ISSN: 1391 - 0531
Sunday March 16, 2008
Vol. 42 - No 42
Financial Times  

Lanka’s fiscal situation unclear and not transparent – Indian expert

A top Indian economic expert said Sri Lanka's growth rate with inflation being so high in the country is an issue while the country’s fiscal situation is 'not too clear and transparent.'

Dr. Govinda Roa, a member of the Economic Advisory Council to the Prime Minister of India, speaking at a seminar at the UNDP Regional Centre in Colombo dthis week, said South Asia is the fastest growing region in the world despite having some of the lowest incomes.
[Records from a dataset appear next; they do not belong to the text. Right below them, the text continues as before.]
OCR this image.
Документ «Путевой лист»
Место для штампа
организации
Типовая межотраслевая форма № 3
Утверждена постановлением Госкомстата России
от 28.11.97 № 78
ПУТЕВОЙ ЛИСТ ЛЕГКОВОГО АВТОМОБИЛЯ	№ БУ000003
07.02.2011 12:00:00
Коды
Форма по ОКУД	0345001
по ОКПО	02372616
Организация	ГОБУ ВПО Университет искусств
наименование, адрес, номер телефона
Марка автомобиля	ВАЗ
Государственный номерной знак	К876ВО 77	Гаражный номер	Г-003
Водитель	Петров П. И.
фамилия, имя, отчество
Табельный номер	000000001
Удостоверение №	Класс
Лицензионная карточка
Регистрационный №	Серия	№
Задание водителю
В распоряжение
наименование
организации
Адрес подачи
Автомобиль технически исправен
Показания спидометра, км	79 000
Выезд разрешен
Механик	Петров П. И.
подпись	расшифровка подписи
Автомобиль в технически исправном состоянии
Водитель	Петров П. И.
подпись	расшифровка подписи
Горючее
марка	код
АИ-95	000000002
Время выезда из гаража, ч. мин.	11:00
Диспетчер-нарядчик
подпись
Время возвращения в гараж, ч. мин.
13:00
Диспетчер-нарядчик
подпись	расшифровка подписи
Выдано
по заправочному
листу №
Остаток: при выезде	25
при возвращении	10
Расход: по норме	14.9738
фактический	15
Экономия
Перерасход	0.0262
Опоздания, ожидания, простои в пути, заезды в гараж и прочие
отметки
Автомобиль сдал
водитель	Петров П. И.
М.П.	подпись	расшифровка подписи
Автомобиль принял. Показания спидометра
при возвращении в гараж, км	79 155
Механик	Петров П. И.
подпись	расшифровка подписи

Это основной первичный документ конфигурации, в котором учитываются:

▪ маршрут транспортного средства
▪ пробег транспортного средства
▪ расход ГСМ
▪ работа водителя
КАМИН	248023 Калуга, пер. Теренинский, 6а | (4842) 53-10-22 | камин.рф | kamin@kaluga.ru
With the exception of Sri Lanka and Bhutan, the other South Asian countries have per capita incomes of less than US$1000 with India's per capita income at US$726, Pakistan's at US$711 and Nepal with US$272. Progressive fiscal reforms are needed for the region to improve its growth rate which is accelerating.

He said India's growth rate has averaged nine percent over the past three years. Pakistan has averaged a growth rate of seven percent during the same period and Bangladesh at 5.9 percent. In general, Rao added that inflation in the region is being kept in check.

The challenges which dominate the troubled region are mostly political and security related issues. India is confronting coalition political issues, Pakistan is dealing with a military dictatorship and Sri Lanka is faced with the ongoing ethnic conflict. Rao said that despite it being a troubled region, it is still growing. Due to these problems, governments tend to play a much greater role than in other countries which makes it difficult to raise revenues for the badly needed investments in the physical and social infrastructure. Moreover, money goes towards appeasing the special interest groups which makes the region a 'politically volatile environment.'

According to Rao, globalization adds to the problem because there is a need to provide competitive levels of infrastructure. Countries in the region think they simply provide fiscal incentives as a substitute but Rao said this will never work.

There must be comprehensive tax reforms which generate revenue in the least kind of distortions.

In India, there is a lot of difficulty in decision-making because the political environment is not conducive to austere fiscal policy. Rao said tax policies, in general, have come out of the special interests from various political parties. He said the best way in which the region should approach taxes is to broaden the base, reduce the rate differences and have simple and transparent tax policies. Discriminatory policies do not work and for too long, there has been a pre-occupation with complicating the tax system. Rao also said that countries must focus on horizontal equity, not vertical equity.

The information system is the most important factor in tax policy and if done properly, tax compliance will remarkably improve. This includes increasing the probability of detection as well as increasing the penalty rate. In particular, Rao said that Value Added Tax (VAT) must be kept simple.

In Sri Lanka, Rao said the people working for the Inland Revenue Department in the provinces have absolutely no idea what the tax system is. He said it would be more prudent to have goods and services taxed at the federal level and have the provinces piggy back on it.

India has adopted a Fiscal Responsibility and Budget Management Act in which there is a finance commission which is headed by an eminent person appointed by the President.

There have been 12 commissions so far appointed for a five year term which worked out a fiscal restructuring plan which has seen a massive increase in income tax revenue. Rao said there was a 40 percent increase in income tax revenue last year alone.